After 10 years of marriage and 6 years of parenting, we are living comfortably in a place where we know who is in charge of the shopping, the cleaning, the car maintenance, the cooking, etc. Having a clean delineation of who's in charge of what helps to keep us functioning efficiently and without too many fights. It's probably been a couple of years since I've gotten upset with my husband over a household issue. Honestly.
To me, this seems like the epitome of what a marriage should be: our expectations of each other are clear and we've found a set of expectations that keep everyone happy. But I think that especially in regards to keeping the house running, it can be difficult to get to that place.
So how can you get to that place?
I don't have all of the answers, but here's a few ways that we approach the topic.

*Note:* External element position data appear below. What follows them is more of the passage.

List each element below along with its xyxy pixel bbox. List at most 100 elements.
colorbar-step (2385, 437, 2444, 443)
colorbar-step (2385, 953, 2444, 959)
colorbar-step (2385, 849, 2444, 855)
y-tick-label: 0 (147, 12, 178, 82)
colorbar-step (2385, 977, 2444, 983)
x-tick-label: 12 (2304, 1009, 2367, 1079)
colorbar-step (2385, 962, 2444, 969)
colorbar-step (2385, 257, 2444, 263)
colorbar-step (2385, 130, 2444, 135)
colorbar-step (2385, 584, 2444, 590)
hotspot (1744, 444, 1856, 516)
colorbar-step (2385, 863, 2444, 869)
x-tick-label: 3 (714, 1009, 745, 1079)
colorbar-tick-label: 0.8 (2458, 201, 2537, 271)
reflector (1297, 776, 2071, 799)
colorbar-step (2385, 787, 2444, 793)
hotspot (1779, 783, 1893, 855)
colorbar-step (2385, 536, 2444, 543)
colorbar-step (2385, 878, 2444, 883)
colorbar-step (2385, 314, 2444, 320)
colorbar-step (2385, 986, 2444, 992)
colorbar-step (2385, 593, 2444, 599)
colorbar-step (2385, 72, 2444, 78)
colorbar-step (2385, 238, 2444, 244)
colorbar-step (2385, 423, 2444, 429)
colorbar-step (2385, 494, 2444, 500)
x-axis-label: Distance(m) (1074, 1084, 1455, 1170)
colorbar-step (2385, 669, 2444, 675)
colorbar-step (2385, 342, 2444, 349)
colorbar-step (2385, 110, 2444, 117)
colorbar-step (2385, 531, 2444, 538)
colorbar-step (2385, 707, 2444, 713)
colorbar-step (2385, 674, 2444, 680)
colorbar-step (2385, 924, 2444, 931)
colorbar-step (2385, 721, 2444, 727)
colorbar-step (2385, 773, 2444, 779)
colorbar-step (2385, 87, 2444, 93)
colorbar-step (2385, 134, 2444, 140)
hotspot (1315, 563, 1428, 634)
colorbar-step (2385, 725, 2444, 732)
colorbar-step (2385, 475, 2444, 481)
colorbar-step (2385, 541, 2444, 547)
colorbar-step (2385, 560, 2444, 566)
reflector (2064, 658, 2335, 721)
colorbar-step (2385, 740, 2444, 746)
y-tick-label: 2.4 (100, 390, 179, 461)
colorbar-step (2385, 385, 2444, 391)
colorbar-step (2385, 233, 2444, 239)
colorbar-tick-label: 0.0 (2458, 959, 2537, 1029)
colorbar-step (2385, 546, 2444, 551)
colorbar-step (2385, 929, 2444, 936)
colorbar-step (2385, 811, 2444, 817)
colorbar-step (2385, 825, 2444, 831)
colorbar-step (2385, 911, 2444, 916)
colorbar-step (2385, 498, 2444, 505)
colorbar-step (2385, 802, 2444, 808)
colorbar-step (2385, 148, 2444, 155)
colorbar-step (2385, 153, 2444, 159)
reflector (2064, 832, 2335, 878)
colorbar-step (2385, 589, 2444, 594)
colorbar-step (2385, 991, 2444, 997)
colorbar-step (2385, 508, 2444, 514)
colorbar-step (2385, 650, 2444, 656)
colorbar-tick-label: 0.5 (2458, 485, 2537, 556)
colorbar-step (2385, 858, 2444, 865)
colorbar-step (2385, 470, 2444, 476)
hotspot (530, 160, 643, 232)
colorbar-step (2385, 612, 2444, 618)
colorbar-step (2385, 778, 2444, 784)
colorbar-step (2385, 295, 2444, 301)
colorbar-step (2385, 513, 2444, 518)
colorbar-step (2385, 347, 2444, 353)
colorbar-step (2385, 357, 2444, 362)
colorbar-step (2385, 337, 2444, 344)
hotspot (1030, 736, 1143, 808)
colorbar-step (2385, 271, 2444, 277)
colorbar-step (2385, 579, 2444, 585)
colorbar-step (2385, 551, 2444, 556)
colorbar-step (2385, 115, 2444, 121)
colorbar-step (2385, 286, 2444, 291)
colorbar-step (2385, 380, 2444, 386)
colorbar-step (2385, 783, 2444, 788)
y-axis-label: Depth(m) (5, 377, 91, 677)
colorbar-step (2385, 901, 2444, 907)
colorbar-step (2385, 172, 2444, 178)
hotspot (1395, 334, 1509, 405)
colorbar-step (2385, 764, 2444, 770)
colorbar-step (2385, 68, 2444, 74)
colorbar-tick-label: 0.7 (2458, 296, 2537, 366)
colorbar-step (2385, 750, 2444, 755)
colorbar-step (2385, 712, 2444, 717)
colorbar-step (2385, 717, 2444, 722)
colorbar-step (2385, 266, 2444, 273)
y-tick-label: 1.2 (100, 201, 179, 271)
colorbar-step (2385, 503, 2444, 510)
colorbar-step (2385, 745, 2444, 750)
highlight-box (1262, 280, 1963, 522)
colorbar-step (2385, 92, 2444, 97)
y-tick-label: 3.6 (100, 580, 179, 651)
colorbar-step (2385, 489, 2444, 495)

-{Do what makes sense, do what you enjoy, find a way to make it work}-
I will be honest, I don't really enjoy cooking. But I am home with my kids all day, so to me it makes sense to be the one to physically be in charge of getting dinner on the table during the week. I don't really like it, but I do it as a labor of love for my family. As a trade off, my husband generally cooks on the weekends, and I usually plan at least one super easy throw together meal a week that hardly qualifies as cooking at all.
A good friend of mine also stays home with her kids, and also hates cooking- while her hubby really enjoys it. So their way of making it work is for her to get a kid friendly dinner on the table early, and then her husband cooks up something more gourmet for them as a late dinner after the kids go to bed.
In both situations, we're handling the issue of getting dinner on the table every night in a way that makes sense and lets both partners do what they enjoy, (or occasionally avoid what they don't enjoy.. although nobody enjoys doing the dishes!)
studiobeerhorst Flickr Creative Commons |
This is my favorite way to handle the many directions that life tends to pull us. As important as family time is, if we can get it all done in half the time I am completely in favor of splitting up temporarily. Whether that means each parent gets one kid, or one parent gets both kids while the other starts checking off items on a long to do list, sometimes it's just easier to divvy up the work!
-{Say what you mean}-
I'm not a fan of passive aggressiveness comments and I've learned that spouses don't necessarily pick up "hints" in the same way that we think they will. Leaving a basket of laundry next to the stairs does not ensure that anything different will actually happen with the laundry. Leaving a basket of laundry on top of your husband's pillow will not guarantee that he puts it away. At least not in my house.
So my choices are to put away his laundry (which is generally what I'll do because laundry falls into our agreed upon division of labor), or say flat out, "Honey, I need to work on xyz, would you please put your laundry away."
It seems simple when I type it out, but how often do we hope that maybe this time they will pick up the hint, or sigh loudly and slam drawers as we complain about how much laundry is piling up all over the house?
So there you have it: do what makes sense, divide and conquer, don't be passive agresssive.
How do you handle division of labor in your house and avoid fights on this easy to fight about topic?